Blog.Reset()

Well, this post has been a long time coming. Back in November ’05 I really didn’t know whether I wanted to bother with this blog. A young family and work commitments meant that I had very little time to write the kind of longer posts that I tried after previous hiatus. Really, I found myself with little to say. So I posted a rather melancholic post entitled ‘Loser‘ and left the thing to go to seed.

One problem with this is that I kind of blocks your options for resuming posting – and the longer you leave it the harder it gets. Hence the year of silence.

Over Christmas I moved the content from Community Server to the suddenly fashionable WordPress. Writing the code to link the two systems Metaweblog API endpoints together was an interesting exercise, and I also got a passing familiarity with MySQL. It didn’t actually produce any posts, though.

Well, last week my partner, Debra, gave birth to our second child, Ben. I’ve been on paternity leave and we’ve been re-aquainting ourselves with deep fatigue and sleep deprivation. A wonderful time, though, and an opportunity to get some perspective on life. Since I return to work tomorrow (albeit telecommuting from home for most of the rest of the week), I thought that I might not get another chance to post here. So I have.

Maybe this will break the block I’d put on myself.

Mother and baby are doing well, btw. He has grey eyes, and we’re wating to see which colour they finally become.

Some other things I’ve done since the ‘Loser‘ post:

  • Spent a wonderful week with my family camping in a tipi in Cornwall.
  • At work, amongst other things, I transitioned our main smart client from a J2SE-based applet to a .NET 2.0 click-once application.

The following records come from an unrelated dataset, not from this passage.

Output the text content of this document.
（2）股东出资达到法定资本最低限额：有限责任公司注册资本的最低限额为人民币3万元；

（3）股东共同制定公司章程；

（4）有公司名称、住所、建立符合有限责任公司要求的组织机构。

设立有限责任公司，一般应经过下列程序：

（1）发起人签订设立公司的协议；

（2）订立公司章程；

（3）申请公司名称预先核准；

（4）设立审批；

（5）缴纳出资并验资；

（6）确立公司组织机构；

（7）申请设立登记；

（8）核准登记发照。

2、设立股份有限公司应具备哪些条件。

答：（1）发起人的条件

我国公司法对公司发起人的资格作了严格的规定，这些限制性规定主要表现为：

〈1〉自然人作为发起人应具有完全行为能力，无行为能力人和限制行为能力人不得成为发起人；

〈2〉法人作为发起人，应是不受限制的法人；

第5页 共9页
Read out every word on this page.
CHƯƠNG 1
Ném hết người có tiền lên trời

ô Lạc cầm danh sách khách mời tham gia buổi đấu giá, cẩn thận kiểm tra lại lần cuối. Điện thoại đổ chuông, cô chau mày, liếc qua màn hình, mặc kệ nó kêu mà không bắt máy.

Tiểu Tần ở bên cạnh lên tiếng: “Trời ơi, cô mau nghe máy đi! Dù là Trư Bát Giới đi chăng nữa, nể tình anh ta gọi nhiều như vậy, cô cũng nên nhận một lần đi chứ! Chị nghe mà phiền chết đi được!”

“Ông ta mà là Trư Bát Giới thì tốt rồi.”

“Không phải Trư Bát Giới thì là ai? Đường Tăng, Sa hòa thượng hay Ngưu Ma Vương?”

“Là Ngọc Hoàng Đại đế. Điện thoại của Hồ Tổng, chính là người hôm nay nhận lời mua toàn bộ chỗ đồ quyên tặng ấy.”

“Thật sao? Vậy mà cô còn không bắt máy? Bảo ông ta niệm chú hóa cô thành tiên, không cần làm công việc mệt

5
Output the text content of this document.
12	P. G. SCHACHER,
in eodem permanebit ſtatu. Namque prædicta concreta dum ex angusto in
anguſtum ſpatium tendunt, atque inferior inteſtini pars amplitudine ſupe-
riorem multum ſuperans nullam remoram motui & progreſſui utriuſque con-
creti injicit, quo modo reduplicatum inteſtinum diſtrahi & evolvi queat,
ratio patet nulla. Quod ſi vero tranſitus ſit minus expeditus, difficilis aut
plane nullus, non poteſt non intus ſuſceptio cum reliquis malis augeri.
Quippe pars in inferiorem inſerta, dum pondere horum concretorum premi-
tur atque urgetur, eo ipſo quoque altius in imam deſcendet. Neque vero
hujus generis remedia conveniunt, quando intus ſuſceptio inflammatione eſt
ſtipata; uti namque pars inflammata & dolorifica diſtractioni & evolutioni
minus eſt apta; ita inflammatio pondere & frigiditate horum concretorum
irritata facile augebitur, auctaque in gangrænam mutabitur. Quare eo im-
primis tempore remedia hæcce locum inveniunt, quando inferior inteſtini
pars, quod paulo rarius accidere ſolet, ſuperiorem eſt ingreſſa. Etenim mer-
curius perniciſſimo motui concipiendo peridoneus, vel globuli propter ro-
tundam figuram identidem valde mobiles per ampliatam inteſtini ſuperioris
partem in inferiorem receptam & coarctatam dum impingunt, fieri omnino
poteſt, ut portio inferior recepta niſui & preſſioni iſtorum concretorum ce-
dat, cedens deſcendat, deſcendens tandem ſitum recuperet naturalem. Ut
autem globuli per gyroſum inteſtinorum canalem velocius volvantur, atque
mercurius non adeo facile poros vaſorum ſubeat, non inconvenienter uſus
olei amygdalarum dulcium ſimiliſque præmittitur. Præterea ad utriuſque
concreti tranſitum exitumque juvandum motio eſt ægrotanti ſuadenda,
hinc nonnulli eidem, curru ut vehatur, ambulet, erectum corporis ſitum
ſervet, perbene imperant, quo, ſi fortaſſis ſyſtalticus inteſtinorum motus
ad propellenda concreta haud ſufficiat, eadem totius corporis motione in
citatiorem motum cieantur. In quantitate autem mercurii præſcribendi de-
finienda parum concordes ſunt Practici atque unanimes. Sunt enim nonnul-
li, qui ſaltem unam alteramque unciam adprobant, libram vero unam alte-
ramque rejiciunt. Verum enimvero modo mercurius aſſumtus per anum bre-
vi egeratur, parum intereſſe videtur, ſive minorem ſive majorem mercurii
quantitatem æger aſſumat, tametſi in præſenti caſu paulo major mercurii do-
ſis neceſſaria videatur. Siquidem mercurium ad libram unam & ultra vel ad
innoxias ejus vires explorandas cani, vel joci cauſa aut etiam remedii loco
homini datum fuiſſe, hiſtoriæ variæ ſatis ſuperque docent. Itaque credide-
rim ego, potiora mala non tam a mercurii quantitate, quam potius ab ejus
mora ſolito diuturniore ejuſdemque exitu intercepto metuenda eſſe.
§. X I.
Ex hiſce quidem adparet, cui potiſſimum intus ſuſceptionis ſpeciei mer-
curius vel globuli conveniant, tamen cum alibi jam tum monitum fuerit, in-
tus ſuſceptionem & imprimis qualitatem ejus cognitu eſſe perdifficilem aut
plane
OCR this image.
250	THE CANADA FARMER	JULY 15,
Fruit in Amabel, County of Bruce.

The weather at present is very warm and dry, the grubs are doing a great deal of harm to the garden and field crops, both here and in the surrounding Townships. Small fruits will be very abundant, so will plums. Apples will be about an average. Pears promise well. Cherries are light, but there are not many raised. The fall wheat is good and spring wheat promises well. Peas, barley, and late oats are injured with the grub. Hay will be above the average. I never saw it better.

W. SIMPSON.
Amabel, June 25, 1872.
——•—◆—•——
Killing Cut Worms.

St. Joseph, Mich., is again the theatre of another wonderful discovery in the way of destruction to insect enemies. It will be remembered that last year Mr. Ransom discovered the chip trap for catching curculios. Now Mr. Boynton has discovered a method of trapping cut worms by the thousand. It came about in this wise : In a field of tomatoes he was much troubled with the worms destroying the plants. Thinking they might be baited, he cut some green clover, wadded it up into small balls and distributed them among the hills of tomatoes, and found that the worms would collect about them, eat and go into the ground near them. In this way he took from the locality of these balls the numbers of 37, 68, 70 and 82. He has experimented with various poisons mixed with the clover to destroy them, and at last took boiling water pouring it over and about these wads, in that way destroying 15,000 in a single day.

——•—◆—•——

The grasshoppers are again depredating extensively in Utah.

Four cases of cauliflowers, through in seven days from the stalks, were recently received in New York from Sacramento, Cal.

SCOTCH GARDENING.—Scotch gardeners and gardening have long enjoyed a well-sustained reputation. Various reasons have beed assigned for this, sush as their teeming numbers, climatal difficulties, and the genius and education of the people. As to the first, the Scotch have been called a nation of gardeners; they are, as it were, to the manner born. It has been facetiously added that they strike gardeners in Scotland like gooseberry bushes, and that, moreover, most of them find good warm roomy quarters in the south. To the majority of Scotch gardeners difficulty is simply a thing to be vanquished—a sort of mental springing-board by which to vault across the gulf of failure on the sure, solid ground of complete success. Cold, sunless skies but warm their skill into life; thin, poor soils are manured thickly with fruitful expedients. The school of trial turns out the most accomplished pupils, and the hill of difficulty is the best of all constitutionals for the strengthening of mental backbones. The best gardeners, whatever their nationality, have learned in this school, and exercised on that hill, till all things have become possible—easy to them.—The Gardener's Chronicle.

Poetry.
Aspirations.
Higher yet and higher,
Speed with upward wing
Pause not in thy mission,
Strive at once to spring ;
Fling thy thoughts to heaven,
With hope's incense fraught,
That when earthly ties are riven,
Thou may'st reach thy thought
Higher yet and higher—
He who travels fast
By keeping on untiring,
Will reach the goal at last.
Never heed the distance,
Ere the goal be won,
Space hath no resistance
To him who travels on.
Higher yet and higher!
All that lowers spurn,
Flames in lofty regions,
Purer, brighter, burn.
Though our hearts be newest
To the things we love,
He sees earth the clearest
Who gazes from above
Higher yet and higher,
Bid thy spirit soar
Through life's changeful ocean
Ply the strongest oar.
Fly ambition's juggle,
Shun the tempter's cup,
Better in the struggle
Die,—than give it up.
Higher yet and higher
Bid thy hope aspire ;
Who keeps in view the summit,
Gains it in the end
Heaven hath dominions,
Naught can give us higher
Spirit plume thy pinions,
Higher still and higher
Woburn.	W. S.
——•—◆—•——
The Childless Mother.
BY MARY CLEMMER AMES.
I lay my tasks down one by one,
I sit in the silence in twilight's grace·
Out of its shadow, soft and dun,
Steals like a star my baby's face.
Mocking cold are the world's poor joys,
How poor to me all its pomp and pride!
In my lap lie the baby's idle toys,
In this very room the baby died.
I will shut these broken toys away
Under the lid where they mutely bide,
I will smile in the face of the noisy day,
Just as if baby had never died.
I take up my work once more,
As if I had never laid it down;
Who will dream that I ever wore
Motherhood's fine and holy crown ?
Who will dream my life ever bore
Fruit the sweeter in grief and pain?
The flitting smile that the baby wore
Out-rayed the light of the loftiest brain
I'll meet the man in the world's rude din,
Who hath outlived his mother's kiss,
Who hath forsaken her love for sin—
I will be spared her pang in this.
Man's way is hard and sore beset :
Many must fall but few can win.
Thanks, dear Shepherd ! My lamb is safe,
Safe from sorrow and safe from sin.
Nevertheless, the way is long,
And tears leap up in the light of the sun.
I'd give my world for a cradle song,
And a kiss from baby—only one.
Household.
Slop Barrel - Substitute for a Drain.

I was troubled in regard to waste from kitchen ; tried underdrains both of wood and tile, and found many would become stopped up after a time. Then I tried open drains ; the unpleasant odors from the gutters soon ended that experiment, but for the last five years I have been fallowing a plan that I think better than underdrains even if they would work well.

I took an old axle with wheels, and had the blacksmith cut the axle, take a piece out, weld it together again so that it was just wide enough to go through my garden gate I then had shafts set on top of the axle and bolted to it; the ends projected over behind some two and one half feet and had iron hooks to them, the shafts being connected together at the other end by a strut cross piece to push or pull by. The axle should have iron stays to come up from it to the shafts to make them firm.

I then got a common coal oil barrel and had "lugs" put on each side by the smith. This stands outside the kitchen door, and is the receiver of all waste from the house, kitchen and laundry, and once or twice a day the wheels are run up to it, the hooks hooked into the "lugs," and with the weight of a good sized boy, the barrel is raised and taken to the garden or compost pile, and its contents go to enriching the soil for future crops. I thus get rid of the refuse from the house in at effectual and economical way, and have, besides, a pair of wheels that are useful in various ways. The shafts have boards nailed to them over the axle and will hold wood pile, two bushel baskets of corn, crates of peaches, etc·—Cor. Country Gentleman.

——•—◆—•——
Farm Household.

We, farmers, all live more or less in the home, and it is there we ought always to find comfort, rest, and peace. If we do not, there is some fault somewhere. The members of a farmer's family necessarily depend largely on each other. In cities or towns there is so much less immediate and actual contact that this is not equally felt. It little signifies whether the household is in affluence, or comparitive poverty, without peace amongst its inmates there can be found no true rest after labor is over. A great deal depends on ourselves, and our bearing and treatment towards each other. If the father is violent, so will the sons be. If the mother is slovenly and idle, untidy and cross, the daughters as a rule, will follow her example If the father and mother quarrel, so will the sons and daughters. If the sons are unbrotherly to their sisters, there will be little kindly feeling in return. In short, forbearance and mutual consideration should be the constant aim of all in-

This was a lot of fun, and I learned a few things about .NET that I didn’t know. Maybe a future post about this.
  • I read some awesome non-fiction books: Worldchanging, Hostile Habitats, the Pickaxe book, and a lot more that I can’t remember.
  • I read some good fiction books with disappointing endings: Quantico, The Execution Channel, Air (which just went on for too damn long), The Steep Approach to Garbadale and quite a few more. I don’t know why, but almost every fiction book I read seems to run out of steam just before the end. Maybe I’m reading the wrong authors.

I really can’t say how often this blog will be updated. I don’t feel much drive to do it, but I feel that for the writing practice alone its worth persevering with. We’ll see.

6 thoughts on “Blog.Reset()”

  1. Congratulations, and good luck on the sleep thing. (Pace yourself carefully.)

    As for books, thanks for warning me about those novels: they were all on the “maybe soon” list. And frankly, they all look like downers. (Did any of them end on an up-beat?)

  2. Congratulations, and good luck on the sleep thing. (Pace yourself carefully.)

    As for books, thanks for warning me about those novels: they were all on the “maybe soon” list. And frankly, they all look like downers. (Did any of them end on an up-beat?)

  3. Thanks, Geoff.

    The sleep situation is getting better. Five hours last night!

    [[ No spoilers below ]]

    None of the books I mentioned were bad, or had down-beat endings… its just that after making good starts they all just kind of fizzled-out near to the end. As if the author had written them self into a corner. Quantico used the late introduction of a piece of technology to resolve the plot. The Execution Channel just went flat-out bizarre (effectively changing genre) at the very end, and I just didn’t believe it. TSATG was a poor imitation of The Crow Road (one of my favorite books) and I guessed the ending quite early. I’d read reviews saying that this was Iain Bank’s “return to form”, but it seemed more like he had run out of ideas. Air I didn’t finish: it was very well written but wasn’t going anywhere.

    Next on my fiction list is Ian McEwan’s Saturday.